Shore Shock: New Jersey AG Lays Blame on Town for Lacking Police Presence During Chaotic Boardwalk Brawl” Or, “Coastal Calamity: New Jersey Town Under Fire for Insufficient Police Presence Amidst Melee on Boardwalk” Or, “Jersey Jam: Town Scrutinized as Police Absence Fuels Violence on Boardwalk – Attorney General Speaks Out

On Friday, New Jersey’s Attorney General, Matthew Platkin, criticized the municipality of Seaside Heights, specifically naming Wildwood, for not having sufficient police officers patrolling their boardwalk during the Memorial Day weekend. The understaffing occurred on the Sunday of the weekend, according to the city, when they encountered a high volume of calls to respond to incidents involving rowdy teens and young adults causing disturbances on the boardwalk. As a result, the city was forced to close the boardwalk for the night and seek assistance from neighboring police departments.

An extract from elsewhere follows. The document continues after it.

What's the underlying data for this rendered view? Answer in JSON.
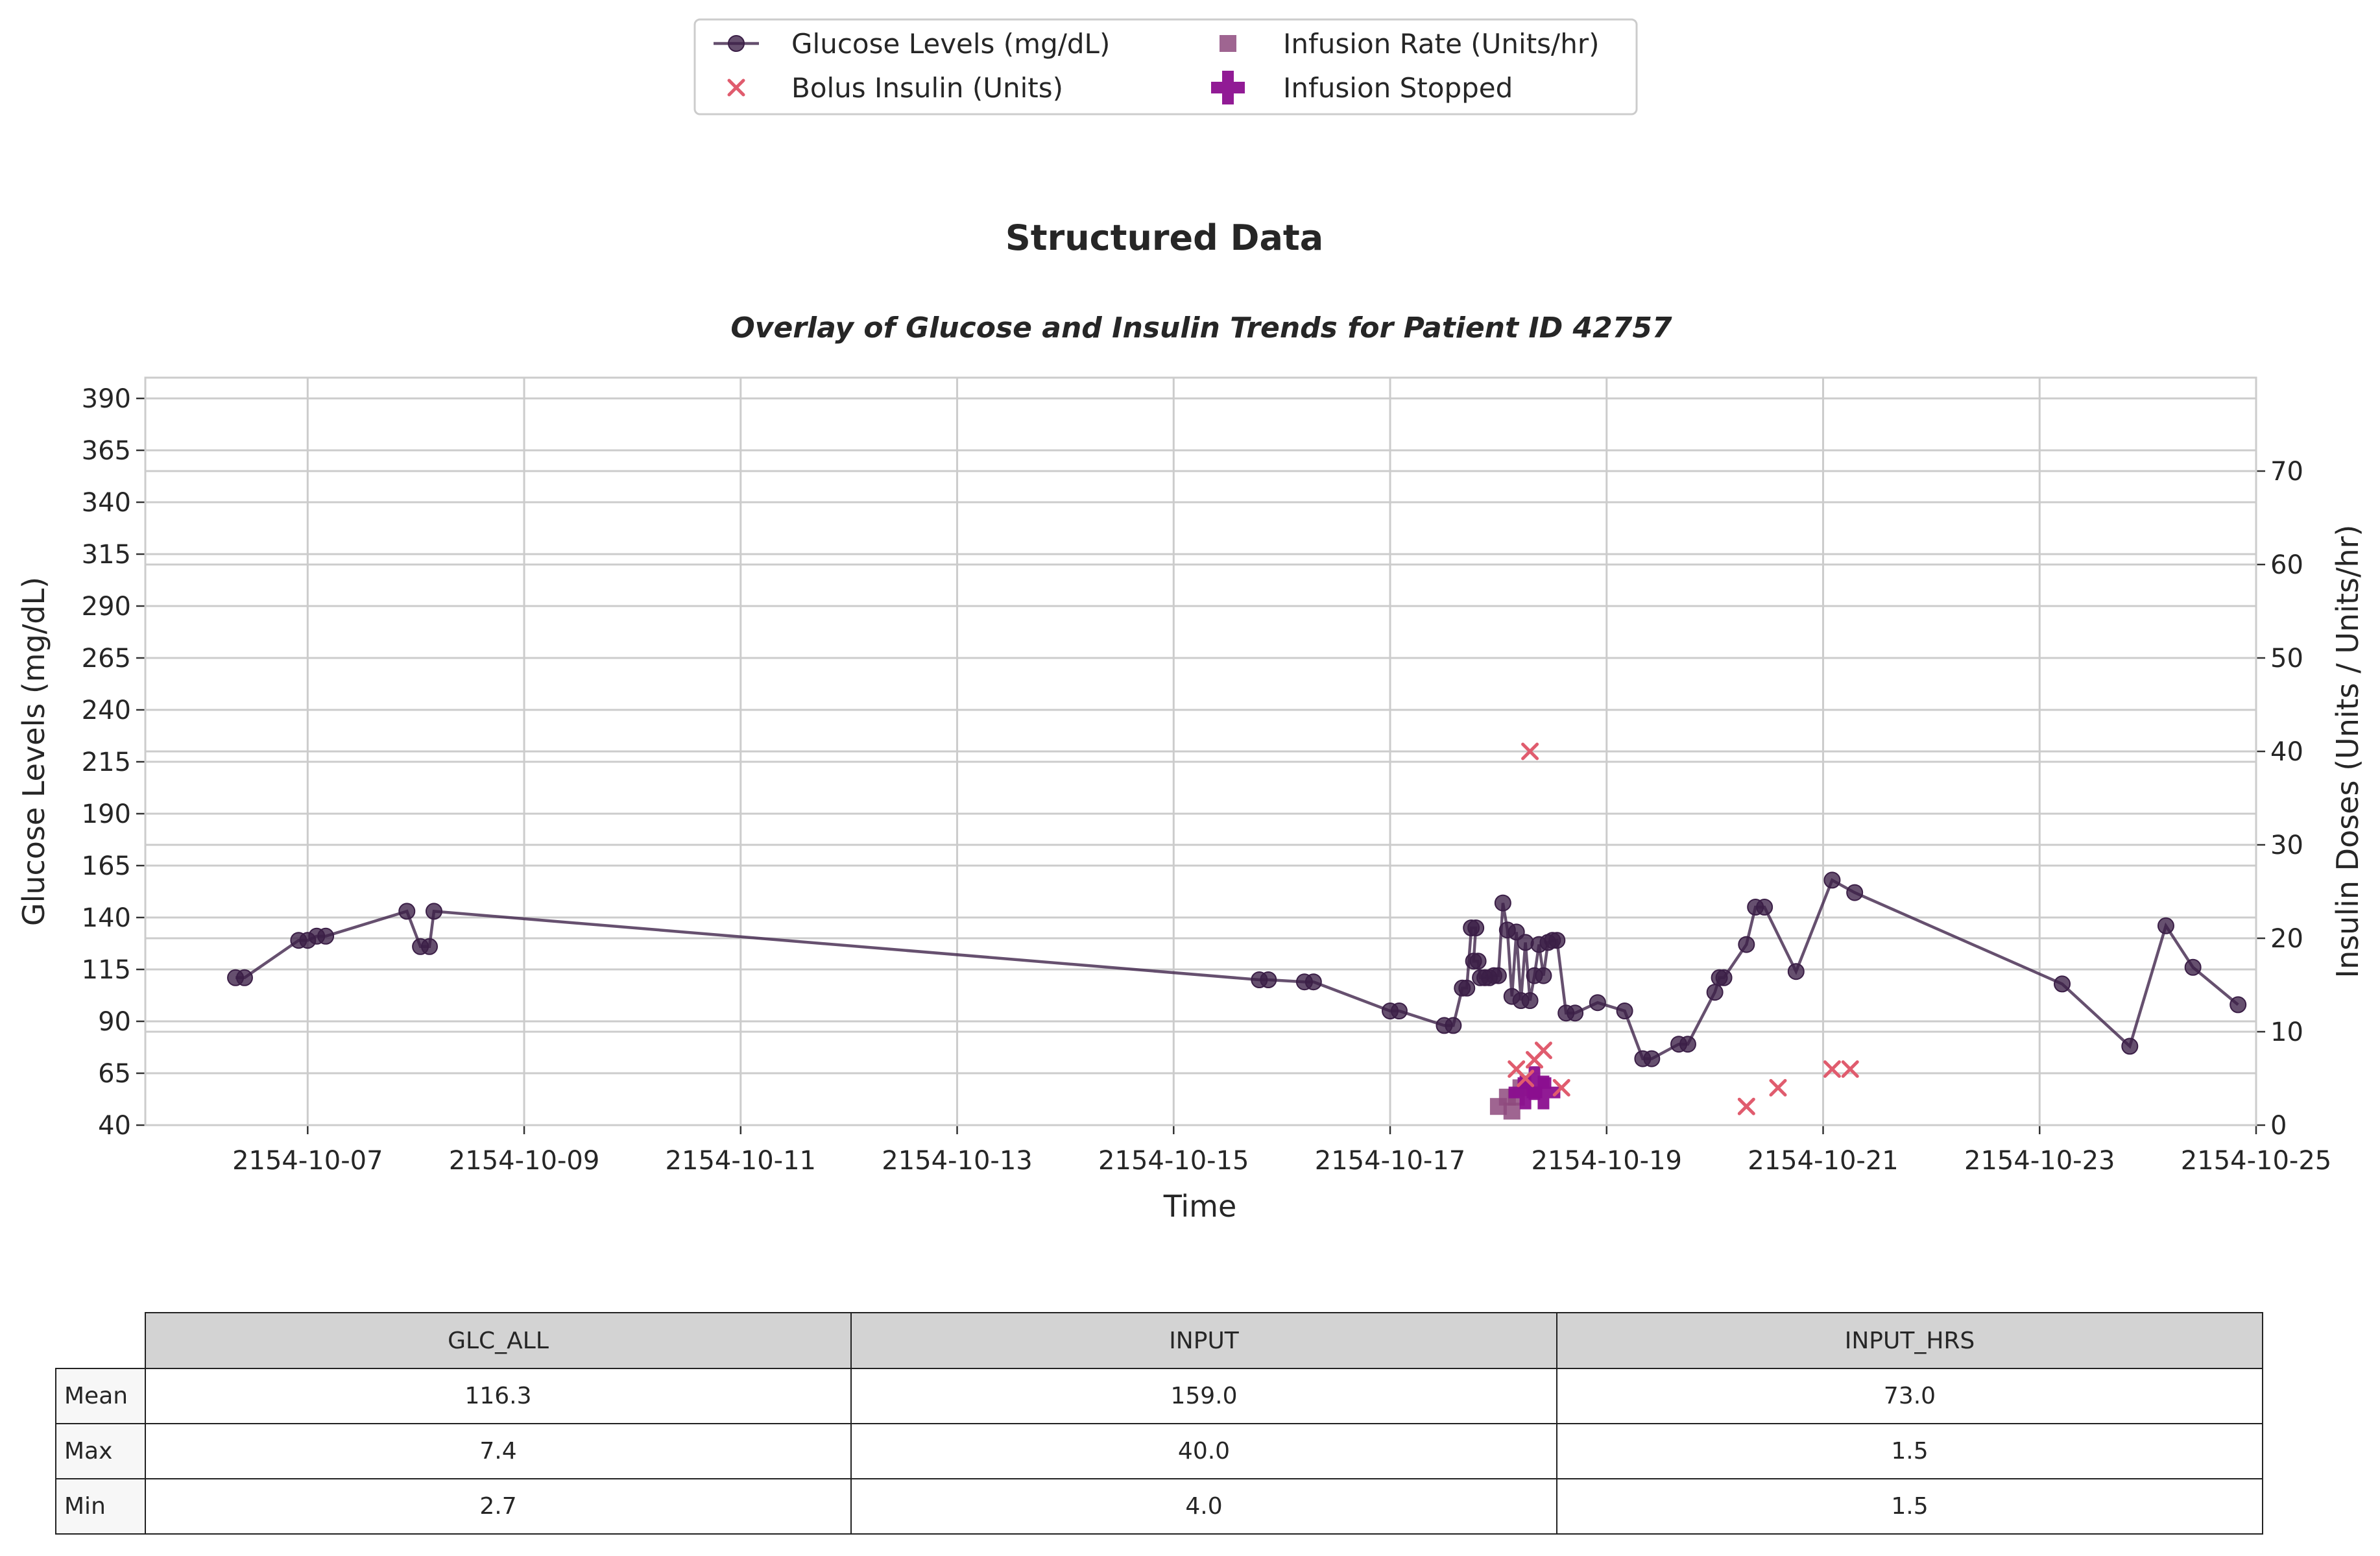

Wildwood officials have not commented on how many officers they had assigned during that weekend. However, they mentioned that additional officers will be joining the force within a few days. Commissioner Steve Mikulski of Wildwood Public Safety explained that the law enforcement industry is facing a shortage due to decreasing numbers of new recruits joining the police or fire academy.

The city of Ocean City faced disturbances in back-to-back Memorial Day weekends, including the stabbing of a 15-year-old boy and numerous other incidents involving fights and violations such as shoplifting and underage drinking. As a response, Ocean City authorities brought 23 teens into their police station and issued over 1,300 warnings for various infractions. The city’s mayor acknowledged that the teenagers involved in these incidents had pre-existing relationships, and promised strict action from the police department.

Critics have linked the recent juvenile justice reforms implemented in New Jersey, which were designed to keep juveniles out of the legal system, with emboldening teens and providing them with a false sense of invincibility when it comes to alcohol or marijuana possession. According to Platkin, the juvenile justice reforms do not preclude law enforcement officers from performing their duty. He emphasized that the primary issues are the lack of trained staff and the need for adequate resources rather than the laws themselves.